Tout se passe avec l’ERA (Agence européenne du rail4, Ndr), l’organisme qui prépare les STI. Nous collaborons avec eux par l'intermédiaire des associations représentatives du secteur. Elles sont au total une quinzaine et peuvent négocier avec l’ERA sur les contenus de la réglementation européenne. Nous intervenons également auprès de l’ERA par le biais des autorités nationales de sécurité, puisque l’agence traite aussi bien les sujets d’interopérabilité que de sécurité.

Quelles seront les prochaines étapes ?

Depuis 2019, on discute avec l’ERA du contenu de chacune des 11 STI. L’agence est désormais en train de rédiger ses versions projets, qu’elle transmettra à la Commission européenne. Charge à cette dernière d’en discuter, ensuite, avec les Etats membres de l’UE, dont la France, bien entendu.

Quel rôle exact joue la SNCF ?

La balle est passée du « camp technique » au « camp décisionnel ». Nous accompagnons l’Etat français, en lui fournissant tous les éléments techniques d’analyse sur les différentes versions, étapes par étapes, qui sont ou seront produites par la Commission européenne. Pour que l’Etat français puisse prendre ses décisions en connaissant les conséquences à long terme des différentes parties de chaque STI.

Avez-vous remporté une victoire récente ?

En 2012, l’UE a décidé de remplacer les lanternes de queue5 des trains de fret par des plaques peintes, sans batterie, sans lampe et donc moins visibles, obligatoires à partir du 1er janvier 2026. En contrepartie, les feux avant doivent mieux éclairer. Qui dit travaux, dit coûts. Nous avons intégré une demande pour que la modification des feux soit la moins chère possible, acceptée par l’ERA. Cette décision va profiter aussi bien à la RATP qu’aux Autorités Organisatrices de Transports (AOT)6 et représente 40 millions d’euros d’économies pour la SNCF.

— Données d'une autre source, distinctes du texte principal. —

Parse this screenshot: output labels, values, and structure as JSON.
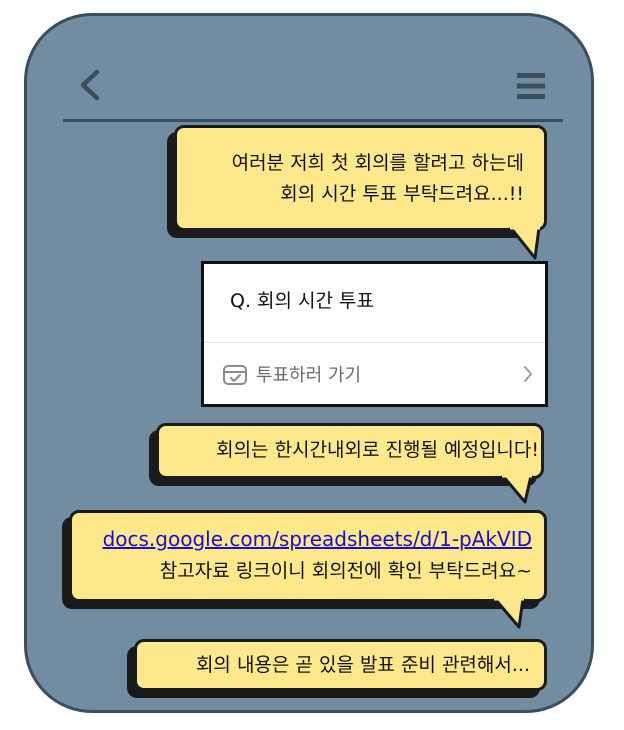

Quelles innovations sont à l’étude ?

On travaille beaucoup sur l’attelage automatique digital de fret (Digital Automatic Coupling ou DAC, Ndr). Partout en Europe, on pourra l’utiliser pour accrocher les wagons les uns aux autres, les décrocher, les laisser dans un triage et repartir avec le reste du train, etc. C’est un maillon essentiel, car si nous voulons augmenter le nombre de trains sur le réseau ferroviaire européen, deux options s’ouvrent à nous : soit construire de nouvelles voies, soit mieux remplir les voies actuelles.

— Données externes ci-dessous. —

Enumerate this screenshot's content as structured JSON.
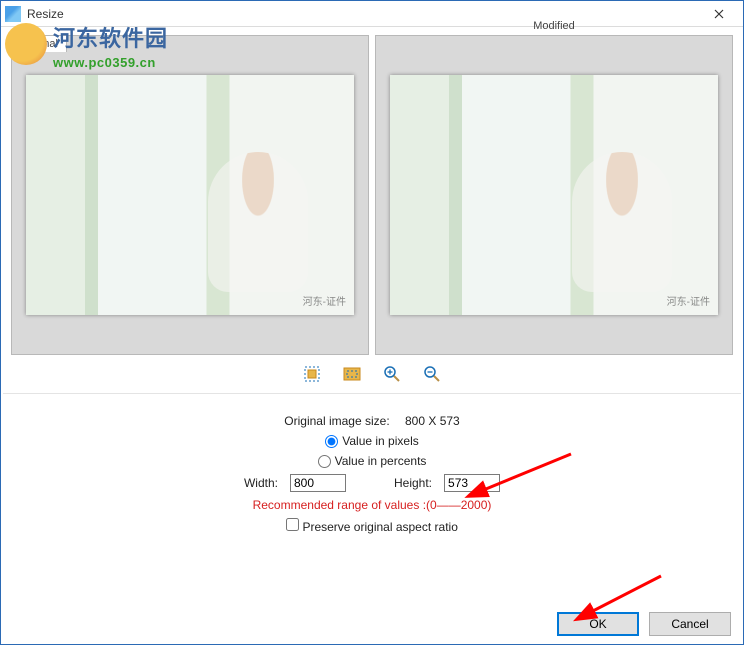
{
  "window": {
    "title": "Resize"
  },
  "watermark": {
    "cn": "河东软件园",
    "url": "www.pc0359.cn"
  },
  "previews": {
    "original_label": "Original",
    "modified_label": "Modified",
    "image_caption": "河东-证件"
  },
  "toolbar": {
    "fit_icon": "fit-window-icon",
    "actual_icon": "actual-size-icon",
    "zoom_in_icon": "zoom-in-icon",
    "zoom_out_icon": "zoom-out-icon"
  },
  "form": {
    "original_size_label": "Original image size:",
    "original_size_value": "800 X 573",
    "radio_pixels": "Value in pixels",
    "radio_percents": "Value in percents",
    "width_label": "Width:",
    "width_value": "800",
    "height_label": "Height:",
    "height_value": "573",
    "recommended": "Recommended range of values :(0——2000)",
    "preserve_label": "Preserve original aspect ratio",
    "pixels_checked": true,
    "percents_checked": false,
    "preserve_checked": false
  },
  "buttons": {
    "ok": "OK",
    "cancel": "Cancel"
  },
  "colors": {
    "accent": "#0078d7",
    "warning": "#d61f1f"
  }
}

Créer de nouvelles voies a un coût...

Oui, donc autant utiliser au maximum les voies existantes. Pour augmenter le nombre de trains, il faut réduire la distance entre eux. Pour cela, on a besoin de connaître l’intégrité du train. Le DAC transmettra cette information clef et sera donc aussi au bénéfice du voyageur car il permettra de faire circuler plus de trains sur le réseau. Ces briques technologiques innovantes répondent à un besoin spécifique et profitent à d’autres secteurs du système ferroviaire.

Comme l’ERTMS⁷ ?

Connaître l’intégrité du train sert en effet au fonctionnement de l’ERTMS de niveau 3. Aujourd’hui, le réseau est découpé en zones fixes de quelques km de longueur. Lorsque un train est dans une zone, un 2e train ne peut entrer dans la même zone, et un train d’une longueur de 50 m peut donc occuper une place de 5 km. Avec l’ERTMS de niveau 3, cela va changer.

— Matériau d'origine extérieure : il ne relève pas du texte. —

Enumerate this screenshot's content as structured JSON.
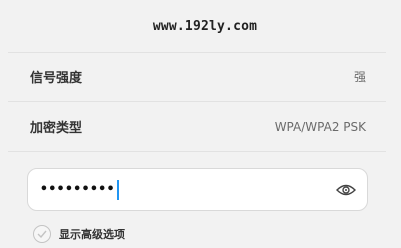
{
  "header": {
    "title": "www.192ly.com"
  },
  "rows": {
    "signal": {
      "label": "信号强度",
      "value": "强"
    },
    "security": {
      "label": "加密类型",
      "value": "WPA/WPA2 PSK"
    }
  },
  "password": {
    "value": "•••••••••",
    "toggle_icon": "eye-icon"
  },
  "advanced": {
    "label": "显示高级选项",
    "checked": false,
    "icon": "check-icon"
  },
  "colors": {
    "background": "#f2f2f2",
    "caret": "#2196f3",
    "field": "#ffffff"
  }
}
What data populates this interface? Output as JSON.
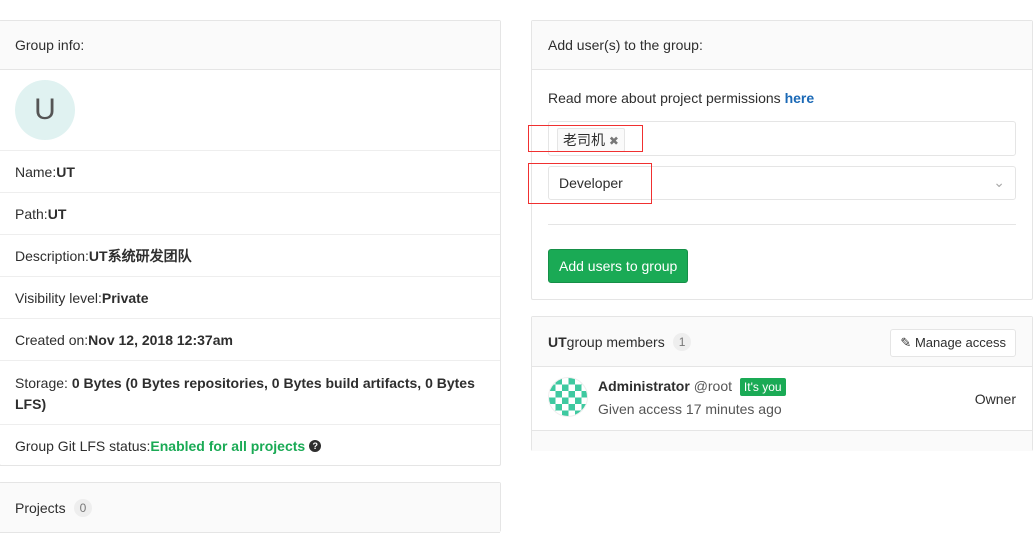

On pourra donc mettre plus de trains ?

L’ERTMS de niveau 3 permet les cantons mobiles, soit des bulles de sécurité autour de chaque train. Ce volet technologique n’est pas encore totalement au point, mais les spécifications en cours avancent bien. Le train pourra avancer dans sa bulle de sécurité, il suffira de connaître sa longueur et de savoir où il est, en recourant à des technologies innovantes nous permettant d’obtenir des positions précises de localisation de chaque train.

En quoi l’ERTMS est-il clef ?

Déployer l’ERTMS partout en Europe signifie qu’on aura un seul système de sécurité, au lieu de six ou sept systèmes différents. La volonté de la Commission européenne est, donc, d’équiper en priorité les réseaux fortement circulés, les corridors de fret ou les lignes à grande vitesse. En France, on vise le déploiement sur 17 000 km. Au fur et à mesure, on équipe les trains grâce aux financements du plan de déploiement de l’ERTMS, dont chaque Etat membre est responsable.

C’est-à-dire ?

Chaque Etat membre aura en effet l’obligation de publier un plan d’implémentation national de l’ERTMS afin d’expliquer comment il va faire, sur quelques voies, avec quels investissements, etc. L’Etat est pleinement responsable, et cela représente beaucoup d’argent.

Mais des économies à terme ?

Oui, car cela simplifiera les systèmes. Mais il faut d’abord consentir des investissements très lourds. Prenons le cas de l’ERTMS qui nécessite des modifications aussi bien des installations au sol que des véhicules. On doit installer l’ERTMS au sol pour que des trains nouvellement équipés puissent circuler tandis qu’on en équipe de nouveaux. Mais en attendant, qu’on gagne des km au sol, les trains doivent être équipés du système de signalisation existant et de l’ERTMS pour rouler.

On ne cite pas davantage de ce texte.